The subconscious is an absolutely AMAZING entity that solves problems and brings up creative ideas. I can’t count the number of times I’ve sought a fix or an idea that just won’t come to me consciously, and then, as if by magic, when I let it go and allow my subconscious to ply away in the hazy recesses of my frontal cortex, VOILA, the answer surfaces, sometimes in 5 minutes, sometimes it takes 5 days! I have great faith in the brain as a computer that works in the background even when we’re not aware.

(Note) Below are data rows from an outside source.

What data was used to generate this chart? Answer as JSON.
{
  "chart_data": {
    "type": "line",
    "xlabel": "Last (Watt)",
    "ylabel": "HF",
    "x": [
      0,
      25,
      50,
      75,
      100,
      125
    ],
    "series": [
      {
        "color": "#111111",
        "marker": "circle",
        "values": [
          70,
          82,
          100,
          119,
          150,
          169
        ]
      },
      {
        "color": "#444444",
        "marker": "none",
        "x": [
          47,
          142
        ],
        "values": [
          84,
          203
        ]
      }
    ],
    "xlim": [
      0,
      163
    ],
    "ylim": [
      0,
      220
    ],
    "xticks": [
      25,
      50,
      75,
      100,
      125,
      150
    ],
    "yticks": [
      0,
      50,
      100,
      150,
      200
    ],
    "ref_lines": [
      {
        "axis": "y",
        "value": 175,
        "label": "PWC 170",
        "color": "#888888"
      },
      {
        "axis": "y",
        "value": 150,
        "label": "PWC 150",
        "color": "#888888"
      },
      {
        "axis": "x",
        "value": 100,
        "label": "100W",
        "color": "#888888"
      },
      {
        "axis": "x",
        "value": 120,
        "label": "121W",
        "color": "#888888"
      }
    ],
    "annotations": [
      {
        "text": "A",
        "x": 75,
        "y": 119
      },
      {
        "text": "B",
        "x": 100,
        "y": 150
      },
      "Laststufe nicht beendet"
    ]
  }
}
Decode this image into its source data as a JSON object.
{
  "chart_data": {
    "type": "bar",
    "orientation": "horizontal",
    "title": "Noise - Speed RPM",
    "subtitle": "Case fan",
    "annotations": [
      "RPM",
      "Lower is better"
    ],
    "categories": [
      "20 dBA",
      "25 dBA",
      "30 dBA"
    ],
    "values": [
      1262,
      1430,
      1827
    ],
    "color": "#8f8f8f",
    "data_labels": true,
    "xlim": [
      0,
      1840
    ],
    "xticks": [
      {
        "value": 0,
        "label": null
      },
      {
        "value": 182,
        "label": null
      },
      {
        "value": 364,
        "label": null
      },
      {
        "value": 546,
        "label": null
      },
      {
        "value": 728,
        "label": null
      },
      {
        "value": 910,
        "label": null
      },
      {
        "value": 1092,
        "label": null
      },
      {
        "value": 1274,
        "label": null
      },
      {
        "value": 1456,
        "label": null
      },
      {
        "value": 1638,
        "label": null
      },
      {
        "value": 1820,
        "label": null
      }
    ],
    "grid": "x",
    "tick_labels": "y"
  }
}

(Just as an aside…using the term subconscious is frowned upon by the academic psychology crowd, who prefer the term unconscious. I personally prefer subconscious because unconscious implies a coma-like state to me. So bear with my use of subconscious, OK?)

But daydreams are like night dreams that you have when you’re sleeping- they dissolve quickly and can be lost forever, or at least for a long time, so I always try to write the helpful ideas and thoughts down as soon as I can. I’ve found that sending an e-mail note to myself from an iPad (iPhone or any other device would work just as well) works great day or night.

Other times, my daydreams are far more airy-fairy. I just time travel into scenes from my past and people I’ve known. Fortunately, I don’t seem to dwell on any of the negative experiences, but indulge in the fun and pleasurable moments. There’s a lot of joy for me in recounting driving my newly purchased  ’67 Rambler car when I was 16 (at least when it didn’t need repairs!), or inadvertently blocking the exits to the gym while kissing a lovely young thing at a Grade 10 dance. Being smooched on by my Aunt Nina has just a little less appeal, but it’s all part of a life, right?

I’m not completely like Walter Mitty; my daydreams don’t revolve around self-aggrandization…I don’t pilot jet fighters or do brain surgery in my imaginings…Oh alright…I might admit to sometimes seeing myself as a woman-pleasing, wonderful Latin Lover but that just might be TMI for you to handle.

(This could have been me at the Grade 10 dance…it was the only time we kissed)

I think all of us live another life inside our heads to varying degrees. It’s an escape and respite when we’re worn down and need a break. It’s a way to resolve our issues and problems that nag at us. It’s a route to accessing our inner creativity.  How much of a Walter Mitty are you and what does life look like inside your head?